Though there are zero pediatric studies, I found one good study in adults,  reviewed here. Researchers contacted 16 different telemedicine companies specifically about rashes. They uploaded photos and basically “posed” as patients. The results were abysmal – there were all sorts of crazy misdiagnoses, and many of the telephone clinicians failed to ask even basic questions to help determine what was going on. Two sites linked to unlicensed overseas docs, and very few of the services even asked for contact info for a patients’ primary care doc to send a copy of the record.

I think I know why telemed companies don’t bother to send records to primary care docs. I have gotten just a handful of telemedine records in the last few years, and they’re frankly embarrassing. One was about an 8 year old with a sore throat (who wasn’t even asked about fever). It says the mom “looked at the throat and saw it was pink without exudate.” (Let me mention here that throats are always pink. That’s the normal color of a throat.) Amoxicillin, in an incorrect dose, was called in for “possible strep throat.” This is terrible medicine that contradicts every published guideline for evaluating sore throats in children.
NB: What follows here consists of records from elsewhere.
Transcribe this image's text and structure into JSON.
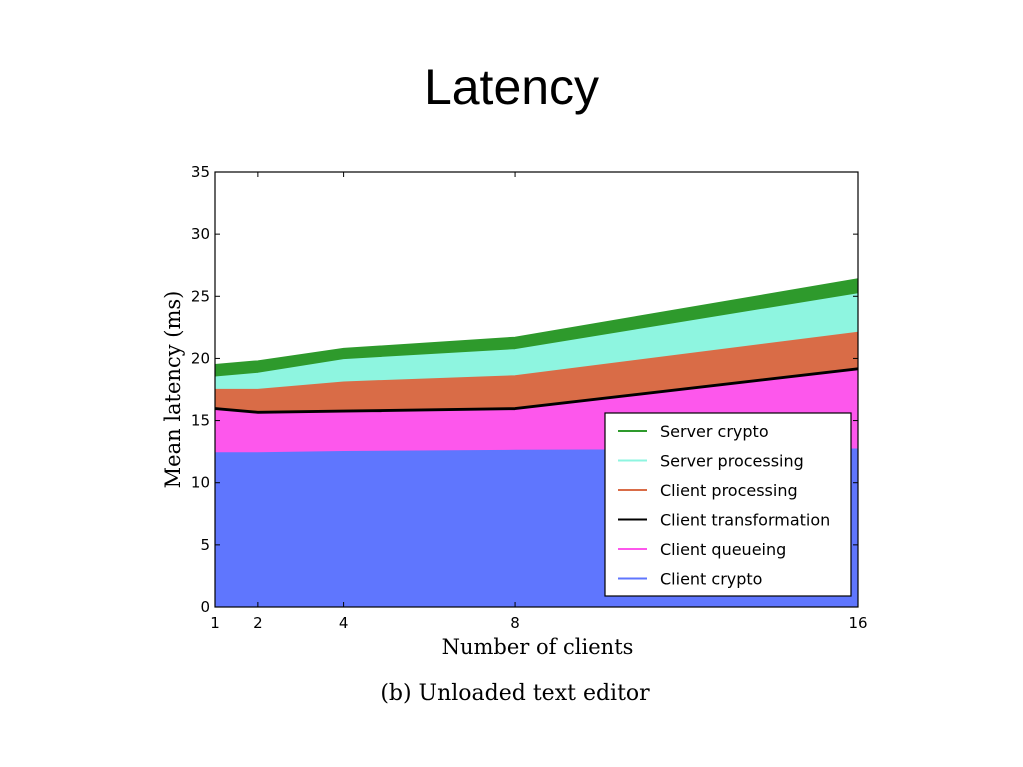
{
  "slide": {
    "title": "Latency"
  },
  "chart_data": {
    "type": "area",
    "stacked": true,
    "caption": "(b) Unloaded text editor",
    "xlabel": "Number of clients",
    "ylabel": "Mean latency (ms)",
    "x": [
      1,
      2,
      4,
      8,
      16
    ],
    "xticks": [
      1,
      2,
      4,
      8,
      16
    ],
    "xlim": [
      1,
      16
    ],
    "ylim": [
      0,
      35
    ],
    "yticks": [
      0,
      5,
      10,
      15,
      20,
      25,
      30,
      35
    ],
    "legend_position": "lower-right",
    "grid": false,
    "series": [
      {
        "name": "Client crypto",
        "color": "#5f76fe",
        "values": [
          12.4,
          12.4,
          12.5,
          12.6,
          12.7
        ]
      },
      {
        "name": "Client queueing",
        "color": "#fd57ec",
        "values": [
          3.4,
          3.1,
          3.1,
          3.2,
          6.3
        ]
      },
      {
        "name": "Client transformation",
        "color": "#000000",
        "values": [
          0.2,
          0.2,
          0.2,
          0.2,
          0.2
        ]
      },
      {
        "name": "Client processing",
        "color": "#d96c47",
        "values": [
          1.5,
          1.8,
          2.3,
          2.6,
          2.9
        ]
      },
      {
        "name": "Server processing",
        "color": "#8ef5e0",
        "values": [
          1.0,
          1.3,
          1.8,
          2.1,
          3.1
        ]
      },
      {
        "name": "Server crypto",
        "color": "#2e9a2c",
        "values": [
          1.0,
          1.0,
          0.9,
          1.0,
          1.2
        ]
      }
    ]
  }
}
I’ve also got records from kids treated with three days of antibiotics for a sinus infection, and urinary tract infections being treated without any testing of the urine (again, these examples completely contradict evidence-based care guidelines) If this is the kind of Krappy Kare we’ve decided we want for our children, we ought to just make antibiotics over-the-counter and skip the pretending over the phone.
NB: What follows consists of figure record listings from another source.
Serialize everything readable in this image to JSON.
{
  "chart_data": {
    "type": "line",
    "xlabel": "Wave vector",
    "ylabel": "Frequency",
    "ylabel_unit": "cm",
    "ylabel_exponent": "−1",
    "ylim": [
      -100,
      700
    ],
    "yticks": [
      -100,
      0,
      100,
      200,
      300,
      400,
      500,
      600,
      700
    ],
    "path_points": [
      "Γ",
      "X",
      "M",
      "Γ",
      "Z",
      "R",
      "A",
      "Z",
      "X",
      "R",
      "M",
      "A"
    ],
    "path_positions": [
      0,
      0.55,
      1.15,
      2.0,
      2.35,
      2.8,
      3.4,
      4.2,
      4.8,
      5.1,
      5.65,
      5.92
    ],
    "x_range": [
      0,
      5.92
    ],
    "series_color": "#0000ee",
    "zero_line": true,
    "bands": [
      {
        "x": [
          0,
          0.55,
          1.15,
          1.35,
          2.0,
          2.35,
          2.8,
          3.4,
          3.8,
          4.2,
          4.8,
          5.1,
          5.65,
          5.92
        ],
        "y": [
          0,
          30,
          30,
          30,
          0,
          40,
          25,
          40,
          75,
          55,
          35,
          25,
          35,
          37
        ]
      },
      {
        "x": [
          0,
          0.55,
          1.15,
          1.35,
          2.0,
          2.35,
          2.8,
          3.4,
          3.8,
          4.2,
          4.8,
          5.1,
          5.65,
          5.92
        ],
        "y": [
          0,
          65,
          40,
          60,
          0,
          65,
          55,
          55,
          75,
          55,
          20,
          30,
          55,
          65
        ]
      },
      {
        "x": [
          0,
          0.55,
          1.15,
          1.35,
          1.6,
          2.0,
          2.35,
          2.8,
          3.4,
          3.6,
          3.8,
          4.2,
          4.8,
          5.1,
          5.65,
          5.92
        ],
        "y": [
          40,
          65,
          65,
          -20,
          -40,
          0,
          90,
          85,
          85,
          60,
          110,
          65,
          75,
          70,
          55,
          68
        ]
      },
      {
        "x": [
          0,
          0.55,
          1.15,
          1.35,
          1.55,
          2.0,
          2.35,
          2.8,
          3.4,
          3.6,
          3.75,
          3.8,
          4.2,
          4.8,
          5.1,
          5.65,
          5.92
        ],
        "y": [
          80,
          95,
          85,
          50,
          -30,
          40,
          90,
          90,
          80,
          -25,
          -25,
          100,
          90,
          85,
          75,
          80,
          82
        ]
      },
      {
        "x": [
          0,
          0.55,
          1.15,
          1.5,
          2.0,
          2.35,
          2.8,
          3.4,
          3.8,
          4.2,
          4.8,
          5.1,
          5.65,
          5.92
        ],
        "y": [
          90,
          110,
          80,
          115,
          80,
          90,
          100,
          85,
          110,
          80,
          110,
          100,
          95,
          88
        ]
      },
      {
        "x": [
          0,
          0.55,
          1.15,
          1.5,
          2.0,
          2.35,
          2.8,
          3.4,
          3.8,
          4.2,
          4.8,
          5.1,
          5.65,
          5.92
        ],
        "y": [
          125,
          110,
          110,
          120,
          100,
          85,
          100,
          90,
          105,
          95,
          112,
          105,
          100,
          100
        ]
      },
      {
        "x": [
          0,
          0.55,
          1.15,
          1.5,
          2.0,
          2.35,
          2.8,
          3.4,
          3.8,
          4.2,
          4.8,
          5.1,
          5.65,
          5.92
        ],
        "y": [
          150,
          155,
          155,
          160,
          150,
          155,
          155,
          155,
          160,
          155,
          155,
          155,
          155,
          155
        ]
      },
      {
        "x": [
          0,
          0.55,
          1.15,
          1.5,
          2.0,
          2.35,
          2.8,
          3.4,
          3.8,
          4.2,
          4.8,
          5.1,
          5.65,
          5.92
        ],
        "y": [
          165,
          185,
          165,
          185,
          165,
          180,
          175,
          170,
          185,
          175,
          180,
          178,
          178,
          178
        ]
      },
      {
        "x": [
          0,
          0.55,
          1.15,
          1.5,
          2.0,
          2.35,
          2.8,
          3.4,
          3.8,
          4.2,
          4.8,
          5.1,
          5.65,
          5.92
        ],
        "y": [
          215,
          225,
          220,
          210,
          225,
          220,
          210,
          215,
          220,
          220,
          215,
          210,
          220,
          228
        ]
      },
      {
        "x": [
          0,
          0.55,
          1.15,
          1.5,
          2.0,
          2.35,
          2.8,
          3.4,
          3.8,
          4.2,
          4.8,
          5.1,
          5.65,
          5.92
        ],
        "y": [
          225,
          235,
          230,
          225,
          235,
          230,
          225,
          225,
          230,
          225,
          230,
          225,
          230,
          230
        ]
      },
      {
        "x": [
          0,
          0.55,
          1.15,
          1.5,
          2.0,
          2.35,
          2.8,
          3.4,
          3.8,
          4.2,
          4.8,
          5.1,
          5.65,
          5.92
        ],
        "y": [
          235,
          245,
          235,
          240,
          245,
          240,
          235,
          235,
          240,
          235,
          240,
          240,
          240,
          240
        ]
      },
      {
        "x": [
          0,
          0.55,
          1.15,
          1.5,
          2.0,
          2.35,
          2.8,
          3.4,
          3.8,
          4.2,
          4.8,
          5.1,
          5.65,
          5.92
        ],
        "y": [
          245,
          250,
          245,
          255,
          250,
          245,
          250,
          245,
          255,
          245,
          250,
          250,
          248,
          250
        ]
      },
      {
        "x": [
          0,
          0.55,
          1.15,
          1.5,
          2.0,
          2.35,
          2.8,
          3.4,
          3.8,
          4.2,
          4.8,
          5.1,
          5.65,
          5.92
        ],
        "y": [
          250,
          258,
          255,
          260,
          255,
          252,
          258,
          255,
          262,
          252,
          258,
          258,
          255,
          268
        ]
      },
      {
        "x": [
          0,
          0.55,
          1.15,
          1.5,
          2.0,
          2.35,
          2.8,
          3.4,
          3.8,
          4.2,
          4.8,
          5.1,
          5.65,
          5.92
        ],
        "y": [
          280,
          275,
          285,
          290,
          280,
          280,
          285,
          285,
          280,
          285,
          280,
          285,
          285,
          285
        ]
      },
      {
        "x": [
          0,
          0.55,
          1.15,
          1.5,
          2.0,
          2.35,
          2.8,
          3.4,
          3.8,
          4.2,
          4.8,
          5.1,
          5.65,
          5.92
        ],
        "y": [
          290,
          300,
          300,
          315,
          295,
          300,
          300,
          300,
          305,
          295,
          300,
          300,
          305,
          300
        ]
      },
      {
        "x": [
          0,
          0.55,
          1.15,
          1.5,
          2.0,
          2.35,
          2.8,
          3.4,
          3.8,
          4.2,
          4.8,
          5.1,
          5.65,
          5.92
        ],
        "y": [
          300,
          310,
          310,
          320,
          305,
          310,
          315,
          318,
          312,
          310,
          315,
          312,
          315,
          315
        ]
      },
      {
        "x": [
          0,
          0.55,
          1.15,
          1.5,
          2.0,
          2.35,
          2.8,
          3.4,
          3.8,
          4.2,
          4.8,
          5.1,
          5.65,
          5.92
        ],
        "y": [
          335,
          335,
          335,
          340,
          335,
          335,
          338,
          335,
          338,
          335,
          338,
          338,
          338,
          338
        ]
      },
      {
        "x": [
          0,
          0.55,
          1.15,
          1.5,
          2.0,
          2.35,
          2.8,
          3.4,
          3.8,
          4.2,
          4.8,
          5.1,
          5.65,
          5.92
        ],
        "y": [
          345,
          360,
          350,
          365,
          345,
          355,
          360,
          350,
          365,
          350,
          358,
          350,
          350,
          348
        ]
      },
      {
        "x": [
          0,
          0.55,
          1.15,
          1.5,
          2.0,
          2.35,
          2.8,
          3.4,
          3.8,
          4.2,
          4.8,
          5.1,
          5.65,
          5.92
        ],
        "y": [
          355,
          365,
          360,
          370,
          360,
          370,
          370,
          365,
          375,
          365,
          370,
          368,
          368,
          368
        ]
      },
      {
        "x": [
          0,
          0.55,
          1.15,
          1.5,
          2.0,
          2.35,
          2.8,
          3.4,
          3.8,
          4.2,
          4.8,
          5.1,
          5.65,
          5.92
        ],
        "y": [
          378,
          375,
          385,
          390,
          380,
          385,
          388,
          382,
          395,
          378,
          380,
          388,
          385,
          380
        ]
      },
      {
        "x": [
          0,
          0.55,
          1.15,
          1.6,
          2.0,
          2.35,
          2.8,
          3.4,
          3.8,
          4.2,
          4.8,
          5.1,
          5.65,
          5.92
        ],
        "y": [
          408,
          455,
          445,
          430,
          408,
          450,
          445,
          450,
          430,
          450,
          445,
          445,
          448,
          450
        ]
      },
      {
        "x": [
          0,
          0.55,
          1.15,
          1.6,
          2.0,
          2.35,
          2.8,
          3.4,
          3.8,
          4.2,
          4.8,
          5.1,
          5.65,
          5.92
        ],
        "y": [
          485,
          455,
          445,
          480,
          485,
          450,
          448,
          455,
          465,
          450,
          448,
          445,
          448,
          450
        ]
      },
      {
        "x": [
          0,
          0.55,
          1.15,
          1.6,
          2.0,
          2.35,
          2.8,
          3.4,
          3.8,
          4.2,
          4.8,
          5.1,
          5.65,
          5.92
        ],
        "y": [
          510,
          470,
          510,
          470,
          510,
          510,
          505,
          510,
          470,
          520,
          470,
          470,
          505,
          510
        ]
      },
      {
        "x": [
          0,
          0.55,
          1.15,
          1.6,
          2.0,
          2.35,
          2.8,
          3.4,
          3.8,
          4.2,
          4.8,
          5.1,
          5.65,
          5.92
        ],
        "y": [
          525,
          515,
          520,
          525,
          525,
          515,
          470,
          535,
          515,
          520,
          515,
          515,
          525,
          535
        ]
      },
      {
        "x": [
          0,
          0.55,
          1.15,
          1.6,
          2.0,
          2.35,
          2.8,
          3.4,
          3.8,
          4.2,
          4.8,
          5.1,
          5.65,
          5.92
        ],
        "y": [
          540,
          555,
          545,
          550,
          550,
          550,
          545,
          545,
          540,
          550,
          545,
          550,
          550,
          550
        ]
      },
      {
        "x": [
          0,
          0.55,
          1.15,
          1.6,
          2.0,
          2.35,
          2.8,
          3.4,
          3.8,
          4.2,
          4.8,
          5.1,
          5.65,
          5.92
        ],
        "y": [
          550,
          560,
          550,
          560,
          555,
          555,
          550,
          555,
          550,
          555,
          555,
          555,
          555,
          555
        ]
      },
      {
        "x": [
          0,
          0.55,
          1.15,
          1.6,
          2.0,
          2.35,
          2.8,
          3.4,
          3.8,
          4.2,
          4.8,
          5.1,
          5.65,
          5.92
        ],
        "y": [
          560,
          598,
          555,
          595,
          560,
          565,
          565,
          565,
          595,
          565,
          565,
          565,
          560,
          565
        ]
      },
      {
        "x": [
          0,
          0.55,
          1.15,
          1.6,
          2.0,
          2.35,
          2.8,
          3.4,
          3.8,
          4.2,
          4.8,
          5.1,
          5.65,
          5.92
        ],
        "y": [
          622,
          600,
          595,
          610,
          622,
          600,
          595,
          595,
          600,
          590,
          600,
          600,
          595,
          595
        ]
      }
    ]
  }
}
There can be a role for telemedicine. I see it as a useful tool for follow-ups, especially for psychiatric or behavioral care where a detailed physical exam isn’t needed. Telemedicine can also be a great way for physicians in isolated or rural areas to get help from a specialist for complex cases. And telemedicine technology is already being used successfully to allow expert-level interpretation of objective tests, like pediatric EKGs and echocardiograms.

But current available technology (like this Teladoc service) doesn’t allow a clinician to really examine a patient, look in their ears, or even assess whether their vital signs are normal. They cannot help decide whether a child is genuinely ill or just a little sick – and that, really, is what parents need to know in the middle of the night. Calling in unnecessary antibiotics is cheap and easy – and that’s why this kind of care is being pushed by insurance companies. But it’s no substitute for genuine medical care from your own child’s doctor. Your children deserve better care than pretend medicine over the phone.